Remembering Tom Wolfe, 'The Man In The Ice-Cream Suit'
Tom Wolfe did not blend in. He was a southerner in New York, a New Yorker in the world, a reporter among novelists and vice-versa, and a man who wore ice cream white suits and peach-pink ties in artistic circles where men and women often wore black with occasional splashes of gray.
He once told me reporters shouldn't think they put someone at ease by dressing in their style. The person you interview, he said, will sniff out your gambit; or worse, decide you're a kindred spirit, so they had no need to explain themselves. But people are flattered and eager to explain themselves to an interested stranger — "a man from Mars who didn't know anything and was eager to know," as Tom Wolfe described himself. And in his articles, essays, nonfiction, and novels, from The Right Stuffto The Bonfire of the Vanities, astronauts and fighter jocks, stock car drivers, Masters of the Universe, ostentatious modern artists, and counter-culture pranksters shared their anxieties and insights with the man in the ice-cream suit who wrote such gorgeous, curlicue sentences.

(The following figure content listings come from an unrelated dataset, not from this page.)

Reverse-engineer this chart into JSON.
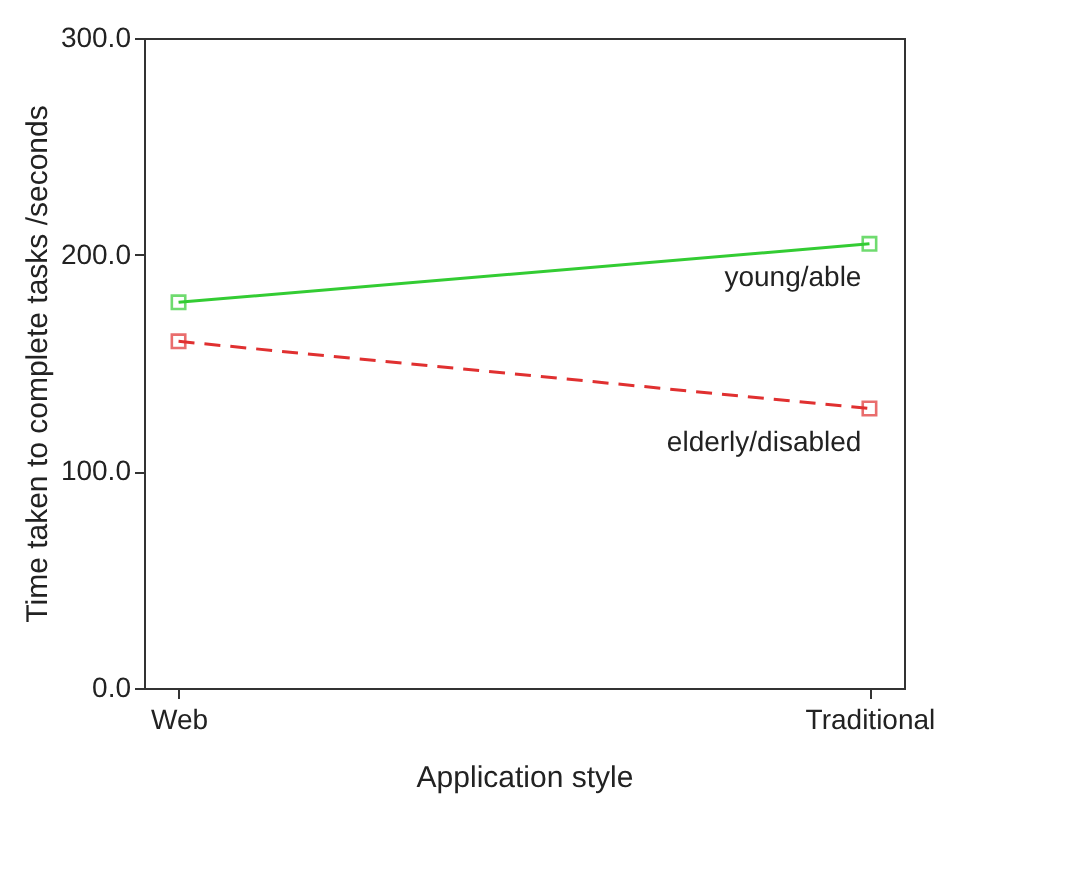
{
  "chart_data": {
    "type": "line",
    "xlabel": "Application style",
    "ylabel": "Time taken to complete tasks /seconds",
    "categories": [
      "Web",
      "Traditional"
    ],
    "series": [
      {
        "name": "young/able",
        "color": "#33cc33",
        "values": [
          178,
          205
        ],
        "line_style": "solid"
      },
      {
        "name": "elderly/disabled",
        "color": "#e03030",
        "values": [
          160,
          129
        ],
        "line_style": "dashed"
      }
    ],
    "ylim": [
      0,
      300
    ],
    "yticks": [
      {
        "value": 0,
        "label": "0.0"
      },
      {
        "value": 100,
        "label": "100.0"
      },
      {
        "value": 200,
        "label": "200.0"
      },
      {
        "value": 300,
        "label": "300.0"
      }
    ],
    "marker": "square",
    "grid": false
  }
}
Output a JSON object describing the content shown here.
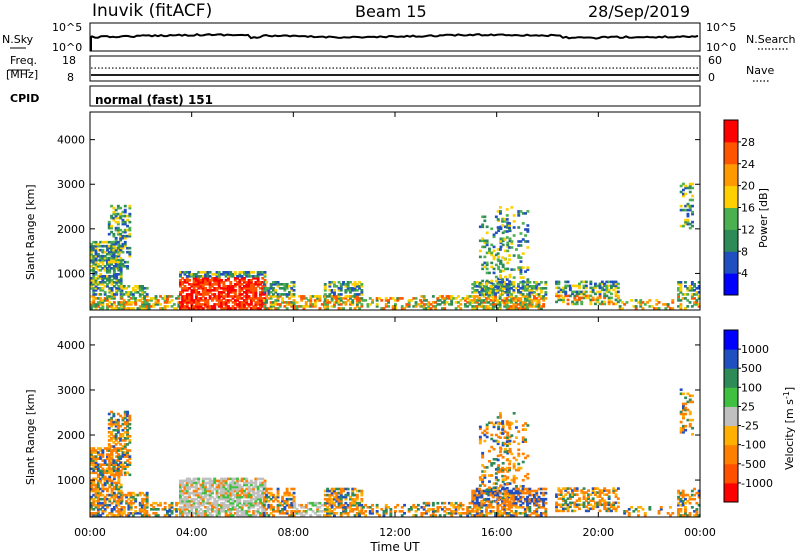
{
  "header": {
    "station": "Inuvik (fitACF)",
    "beam": "Beam 15",
    "date": "28/Sep/2019"
  },
  "nsky_panel": {
    "left_label": "N.Sky",
    "right_label": "N.Search",
    "left_ticks": [
      "10^5",
      "10^0"
    ],
    "right_ticks": [
      "10^5",
      "10^0"
    ]
  },
  "freq_panel": {
    "left_label_line1": "Freq.",
    "left_label_line2": "[MHz]",
    "right_label": "Nave",
    "left_ticks": [
      "18",
      "8"
    ],
    "right_ticks": [
      "60",
      "0"
    ],
    "freq_level_mhz": 10.4,
    "nave_level": 31
  },
  "cpid": {
    "label": "CPID",
    "value": "normal (fast) 151"
  },
  "chart_data": [
    {
      "type": "heatmap",
      "title": "",
      "ylabel": "Slant Range [km]",
      "xlabel": "",
      "ylim": [
        180,
        4620
      ],
      "y_ticks": [
        "1000",
        "2000",
        "3000",
        "4000"
      ],
      "colorbar": {
        "label": "Power [dB]",
        "ticks": [
          "4",
          "8",
          "12",
          "16",
          "20",
          "24",
          "28"
        ],
        "colors": [
          "#0000ff",
          "#2050c0",
          "#2e8b57",
          "#4caf50",
          "#ffd000",
          "#ff9900",
          "#ff5500",
          "#ff0000"
        ]
      }
    },
    {
      "type": "heatmap",
      "title": "",
      "ylabel": "Slant Range [km]",
      "xlabel": "Time UT",
      "ylim": [
        180,
        4620
      ],
      "y_ticks": [
        "1000",
        "2000",
        "3000",
        "4000"
      ],
      "x_ticks": [
        "00:00",
        "04:00",
        "08:00",
        "12:00",
        "16:00",
        "20:00",
        "00:00"
      ],
      "colorbar": {
        "label": "Velocity [m s",
        "label_sup": "-1",
        "label_close": "]",
        "ticks": [
          "1000",
          "500",
          "100",
          "25",
          "-25",
          "-100",
          "-500",
          "-1000"
        ],
        "colors": [
          "#0000ff",
          "#2050c0",
          "#2e8b57",
          "#40c040",
          "#c0c0c0",
          "#ffb000",
          "#ff8000",
          "#ff5000",
          "#ff0000"
        ]
      }
    }
  ]
}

On this weekend of so much tragic news, it might be welcome to hear an example from the early 1960s, when Tom Wolfe wrote about a kiss between teenagers he saw in front of a subway station:
"Love! Attar of libido in the air! It is 8:45 A.M. Thursday morning in the IRT subway station at 50th Street and Broadway and already two kids are hung up in a kind of herringbone weave of arms and legs, which proves, one has to admit, that love is not confined to Sunday in New York. Still, the odds! All the faces come popping in clots out of the Seventh Avenue local, past the King Size Ice Cream machine, and the turnstiles start whacking away as if the world were breaking up on the reefs. Four steps past the turnstiles everybody is already backed up haunch to paunch for the climb up the ramp and the stairs to the surface, a great funnel of flesh, wool, felt, leather, rubber and steaming alumicron, with the blood squeezing through everybody's old sclerotic arteries in hopped-up spurts from too much coffee and the effort of surfacing from the subway at the rush hour. Yet there on the landing are a boy and a girl, both about eighteen, in one of those utter, My Sin, backbreaking embraces."
A dazzling passage from Tom Wolfe, who died this week at the age of 88.